Where is a local sailing club? It’s too long a trip to the nearest sailing club at Ardrishaig to hope to embed a dinghy sailing culture in the Inveraray area.

Where is an Inveraray Coastal Rowing Club with its own St Ayles skiff?

Both of these would support a local chandlery and marine clothing and accessories retail business.

If we are to do what we can to resist a perpetually ageing local demographic, we need to make this place hum with challenge and activities that make the most of the fantastic natural resources – for residents as well as visitors.

The celebrated Inveraray Shinty Club, the  local JogScotland club, the horse riding opportunities available at and through Argyll Adventure together do a great job for land-based fun, fitness and competiton.

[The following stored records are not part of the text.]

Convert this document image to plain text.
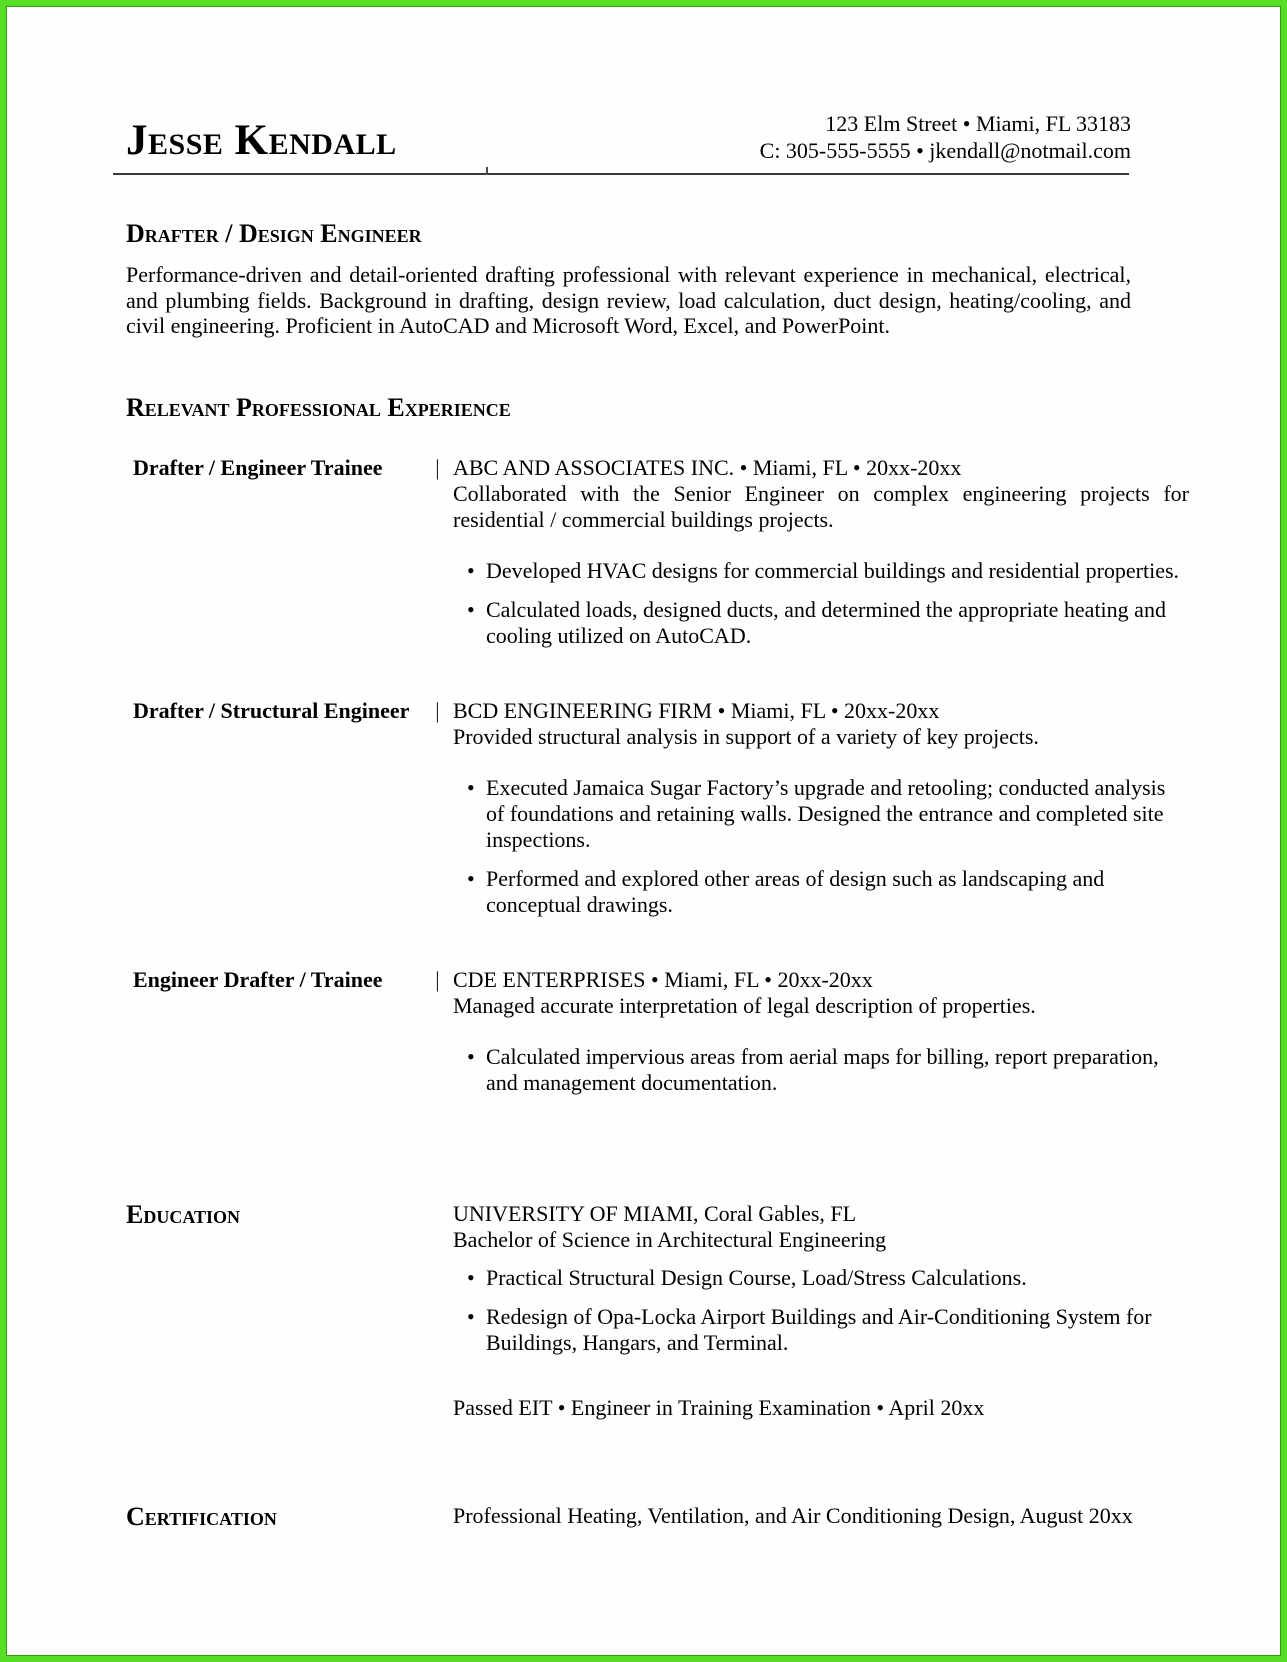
Jesse Kendall	123 Elm Street • Miami, FL 33183
C: 305-555-5555 • jkendall@notmail.com
Drafter / Design Engineer

Performance-driven and detail-oriented drafting professional with relevant experience in mechanical, electrical, and plumbing fields. Background in drafting, design review, load calculation, duct design, heating/cooling, and civil engineering. Proficient in AutoCAD and Microsoft Word, Excel, and PowerPoint.

Relevant Professional Experience
Drafter / Engineer Trainee	| ABC AND ASSOCIATES INC. • Miami, FL • 20xx-20xx
Collaborated with the Senior Engineer on complex engineering projects for residential / commercial buildings projects.
• Developed HVAC designs for commercial buildings and residential properties.
• Calculated loads, designed ducts, and determined the appropriate heating and cooling utilized on AutoCAD.
Drafter / Structural Engineer	| BCD ENGINEERING FIRM • Miami, FL • 20xx-20xx
Provided structural analysis in support of a variety of key projects.
• Executed Jamaica Sugar Factory’s upgrade and retooling; conducted analysis of foundations and retaining walls. Designed the entrance and completed site inspections.
• Performed and explored other areas of design such as landscaping and conceptual drawings.
Engineer Drafter / Trainee	| CDE ENTERPRISES • Miami, FL • 20xx-20xx
Managed accurate interpretation of legal description of properties.
• Calculated impervious areas from aerial maps for billing, report preparation, and management documentation.
Education	UNIVERSITY OF MIAMI, Coral Gables, FL
Bachelor of Science in Architectural Engineering
• Practical Structural Design Course, Load/Stress Calculations.
• Redesign of Opa-Locka Airport Buildings and Air-Conditioning System for Buildings, Hangars, and Terminal.
Passed EIT • Engineer in Training Examination • April 20xx
Certification	Professional Heating, Ventilation, and Air Conditioning Design, August 20xx
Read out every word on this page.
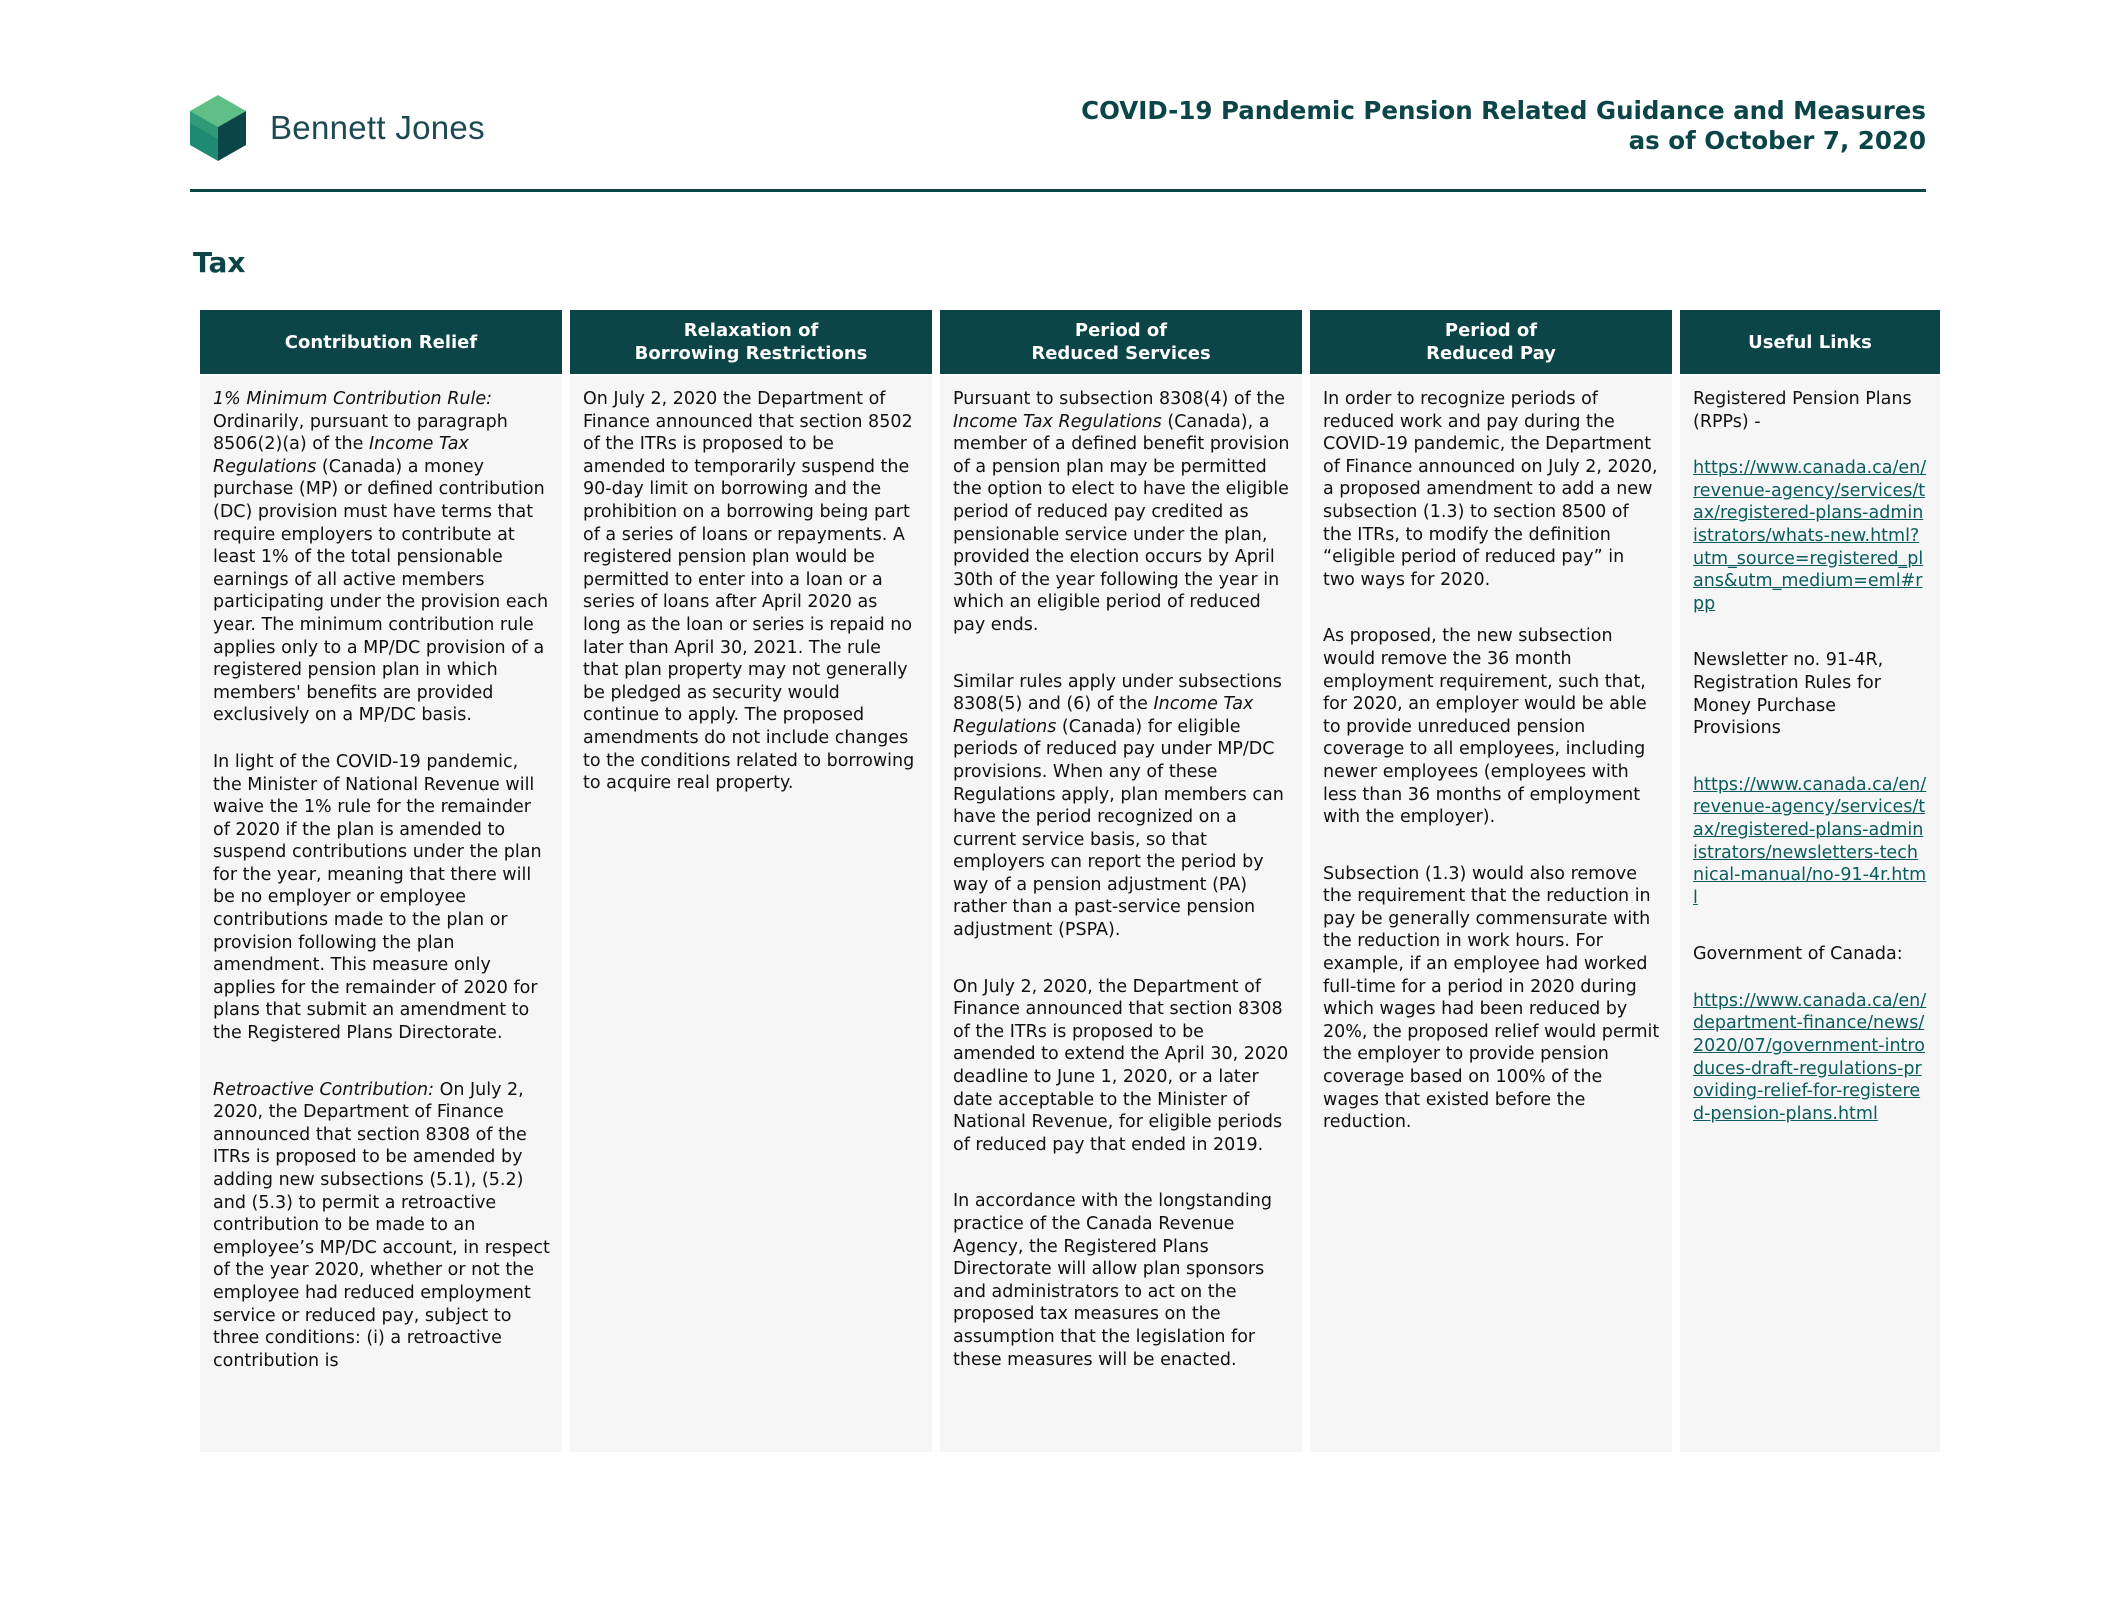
Bennett Jones	COVID-19 Pandemic Pension Related Guidance and Measures
as of October 7, 2020
Tax
Contribution Relief

1% Minimum Contribution Rule: Ordinarily, pursuant to paragraph 8506(2)(a) of the Income Tax Regulations (Canada) a money purchase (MP) or defined contribution (DC) provision must have terms that require employers to contribute at least 1% of the total pensionable earnings of all active members participating under the provision each year. The minimum contribution rule applies only to a MP/DC provision of a registered pension plan in which members' benefits are provided exclusively on a MP/DC basis.

In light of the COVID-19 pandemic, the Minister of National Revenue will waive the 1% rule for the remainder of 2020 if the plan is amended to suspend contributions under the plan for the year, meaning that there will be no employer or employee contributions made to the plan or provision following the plan amendment. This measure only applies for the remainder of 2020 for plans that submit an amendment to the Registered Plans Directorate.

Retroactive Contribution: On July 2, 2020, the Department of Finance announced that section 8308 of the ITRs is proposed to be amended by adding new subsections (5.1), (5.2) and (5.3) to permit a retroactive contribution to be made to an employee’s MP/DC account, in respect of the year 2020, whether or not the employee had reduced employment service or reduced pay, subject to three conditions: (i) a retroactive contribution is

Relaxation of
Borrowing Restrictions

On July 2, 2020 the Department of Finance announced that section 8502 of the ITRs is proposed to be amended to temporarily suspend the 90-day limit on borrowing and the prohibition on a borrowing being part of a series of loans or repayments. A registered pension plan would be permitted to enter into a loan or a series of loans after April 2020 as long as the loan or series is repaid no later than April 30, 2021. The rule that plan property may not generally be pledged as security would continue to apply. The proposed amendments do not include changes to the conditions related to borrowing to acquire real property.

Period of
Reduced Services

Pursuant to subsection 8308(4) of the Income Tax Regulations (Canada), a member of a defined benefit provision of a pension plan may be permitted the option to elect to have the eligible period of reduced pay credited as pensionable service under the plan, provided the election occurs by April 30th of the year following the year in which an eligible period of reduced pay ends.

Similar rules apply under subsections 8308(5) and (6) of the Income Tax Regulations (Canada) for eligible periods of reduced pay under MP/DC provisions. When any of these Regulations apply, plan members can have the period recognized on a current service basis, so that employers can report the period by way of a pension adjustment (PA) rather than a past-service pension adjustment (PSPA).

On July 2, 2020, the Department of Finance announced that section 8308 of the ITRs is proposed to be amended to extend the April 30, 2020 deadline to June 1, 2020, or a later date acceptable to the Minister of National Revenue, for eligible periods of reduced pay that ended in 2019.

In accordance with the longstanding practice of the Canada Revenue Agency, the Registered Plans Directorate will allow plan sponsors and administrators to act on the proposed tax measures on the assumption that the legislation for these measures will be enacted.

Period of
Reduced Pay

In order to recognize periods of reduced work and pay during the COVID-19 pandemic, the Department of Finance announced on July 2, 2020, a proposed amendment to add a new subsection (1.3) to section 8500 of the ITRs, to modify the definition “eligible period of reduced pay” in two ways for 2020.

As proposed, the new subsection would remove the 36 month employment requirement, such that, for 2020, an employer would be able to provide unreduced pension coverage to all employees, including newer employees (employees with less than 36 months of employment with the employer).

Subsection (1.3) would also remove the requirement that the reduction in pay be generally commensurate with the reduction in work hours. For example, if an employee had worked full-time for a period in 2020 during which wages had been reduced by 20%, the proposed relief would permit the employer to provide pension coverage based on 100% of the wages that existed before the reduction.

Useful Links

Registered Pension Plans (RPPs) -

https://www.canada.ca/en/revenue-agency/services/tax/registered-plans-administrators/whats-new.html?utm_source=registered_plans&utm_medium=eml#rpp

Newsletter no. 91-4R, Registration Rules for Money Purchase Provisions

https://www.canada.ca/en/revenue-agency/services/tax/registered-plans-administrators/newsletters-technical-manual/no-91-4r.html

Government of Canada:

https://www.canada.ca/en/department-finance/news/2020/07/government-introduces-draft-regulations-providing-relief-for-registered-pension-plans.html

But we’re surrounded by water and there are no parallel resources.

The crisis with its pier is the point where Inveraray has to gather the collective resolve to  solve its own problems.

The community that let its own lovely stone-built Community Hall decline to a closed and safety-scaffolded condition needs to show that it has learned from that failure of responbsibility.

The hall is in an utterly enviable central position in the town and, once, added to its visual attraction. It can again.

The pier is another such resource – of a calibre the community could not now afford to create – but can and must recover. From then on it’s all about the fundamental responsibility of maintenance.

Time for Inveraray to man up.

Update 20.30: There is a mechanism at its disposal that Invereray could use to progress town projects like the pier, the community hall and whatever else comes up over time.

There is a steering group already in place to manage the regeneration project for which Historic Scotland has given the town CARS [Conservation Area Regeneration Scheme] funding.

With the nature of that group’s existing responsibilities there would be a logic in the Community Council giving it formal authority to work on its behalf on projects like the pier and the hall – if they were willing and able to do this.